Sure it isn't the EditText page that needs refreshing? If the act of getting an EditText page were a POST instead of GET, it would prevent caching in all cases and also stop search engines indexing the page. EditConflictResolution is the place for this.

On the "I think you should", this is an ElselessWarning (better description welcome). The "else" may be obvious in this context, certainly obvious to you & me, but on a page where other instructions from the InGroup? have been "go away" you may see a simple imperative, although polite, could easily be filed with the rest of the advice. -- MatthewAstley

I honestly had no "else" in mind and intended it as a technical tip. I think it's a good idea to get into habits that are not likely to lead to difficulties. If Anon's shift key occasionally creates problems, a new editing procedure that does not depend on the shift key strikes me as wise. Sorry, Matthew, I deleted the minor issue stuff too soon for you. -- Eliz

Ah but there's always an else! "If (x % 2 == 0) { print "x is even\n" }" has an else, it's just not written down. I didn't mean to suggest that you were threatening anything, the else in this case is the possibly increased and now-recognised risk of accidental deletion.

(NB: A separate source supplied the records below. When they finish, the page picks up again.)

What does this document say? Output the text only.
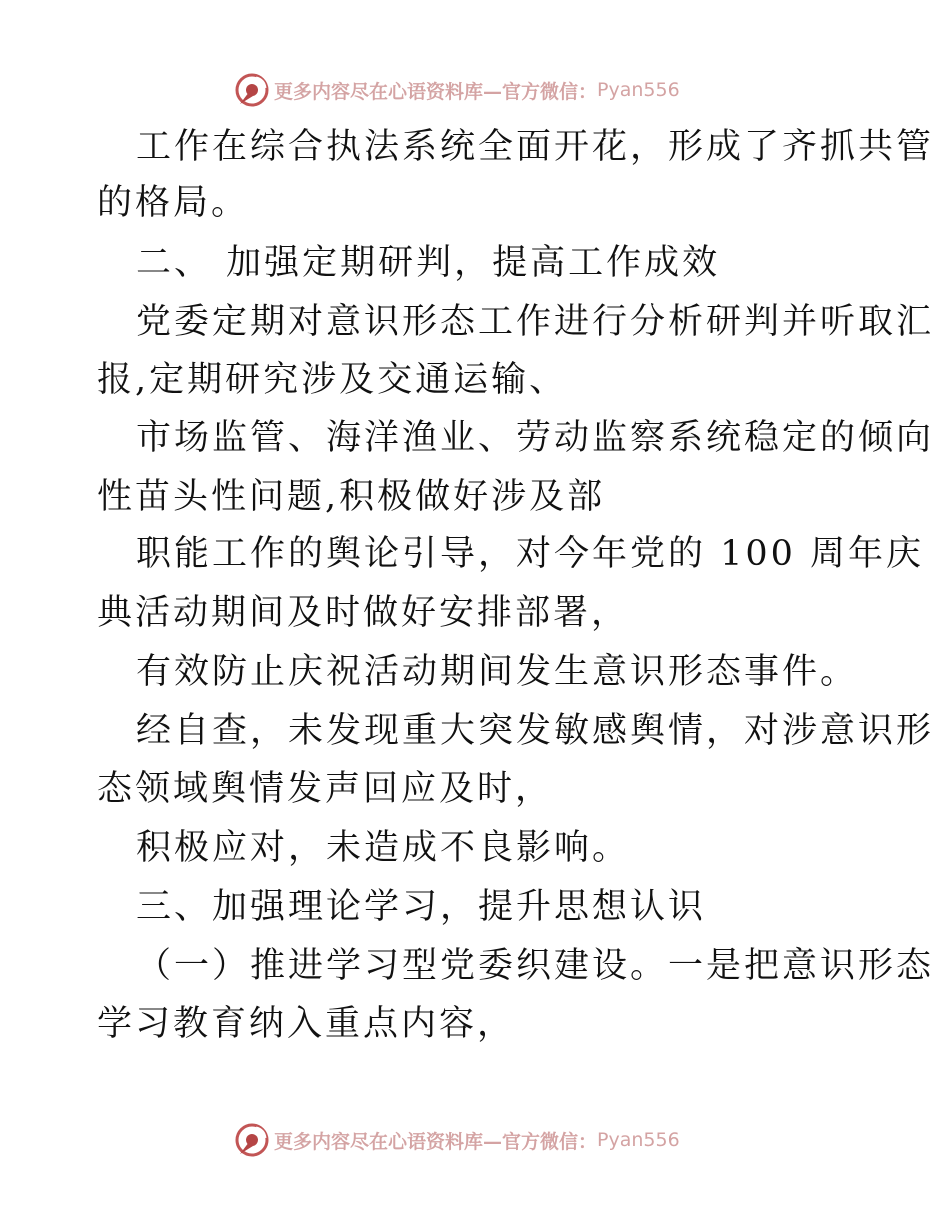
更多内容尽在心语资料库—官方微信： Pyan556
工作在综合执法系统全面开花，形成了齐抓共管
的格局。
二、 加强定期研判，提高工作成效
党委定期对意识形态工作进行分析研判并听取汇
报,定期研究涉及交通运输、
市场监管、海洋渔业、劳动监察系统稳定的倾向
性苗头性问题,积极做好涉及部
职能工作的舆论引导，对今年党的 100 周年庆
典活动期间及时做好安排部署，
有效防止庆祝活动期间发生意识形态事件。
经自查，未发现重大突发敏感舆情，对涉意识形
态领域舆情发声回应及时，
积极应对，未造成不良影响。
三、加强理论学习，提升思想认识
（一）推进学习型党委织建设。一是把意识形态
学习教育纳入重点内容，
更多内容尽在心语资料库—官方微信： Pyan556
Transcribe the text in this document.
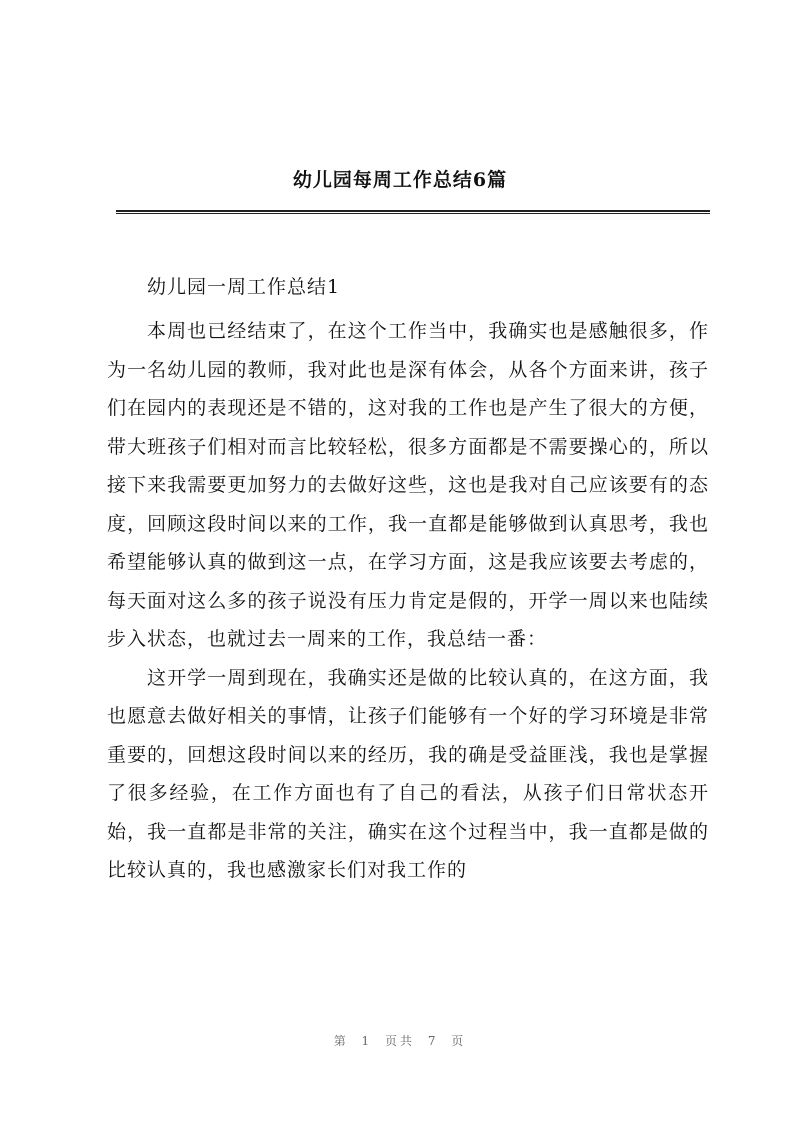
幼儿园每周工作总结6篇
幼儿园一周工作总结1

本周也已经结束了，在这个工作当中，我确实也是感触很多，作为一名幼儿园的教师，我对此也是深有体会，从各个方面来讲，孩子们在园内的表现还是不错的，这对我的工作也是产生了很大的方便，带大班孩子们相对而言比较轻松，很多方面都是不需要操心的，所以接下来我需要更加努力的去做好这些，这也是我对自己应该要有的态度，回顾这段时间以来的工作，我一直都是能够做到认真思考，我也希望能够认真的做到这一点，在学习方面，这是我应该要去考虑的，每天面对这么多的孩子说没有压力肯定是假的，开学一周以来也陆续步入状态，也就过去一周来的工作，我总结一番：

这开学一周到现在，我确实还是做的比较认真的，在这方面，我也愿意去做好相关的事情，让孩子们能够有一个好的学习环境是非常重要的，回想这段时间以来的经历，我的确是受益匪浅，我也是掌握了很多经验，在工作方面也有了自己的看法，从孩子们日常状态开始，我一直都是非常的关注，确实在这个过程当中，我一直都是做的比较认真的，我也感激家长们对我工作的

第 1 页共 7 页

No worries about deleting, I'll be off to mess about with plywood soon. If a few contributions can't improve things here then I'm afraid I'm not going to stick around. -- ma

It's just that some browsers deliberately refresh the static part of a page without refreshing the text box unless shift is used. That's probably mentioned elsewhere already, as I've been aware of it for many years.
Dave, isn't it the case that regardless of what I now say, you would still conclude I should "go away"?

Not necessarily. However, others may feel that regardless of what anyone now says, you should go away. -- DV

If not, outline in brief what minimum I should do and what I get in response, other than being ignored, but kindly make your proposal general-purpose so that it's applicable to RK or dl or whomsoever happens to be in the firing line next. I'm just asking what your own opinion is, not what you think others might think, as others might well disagree anyway.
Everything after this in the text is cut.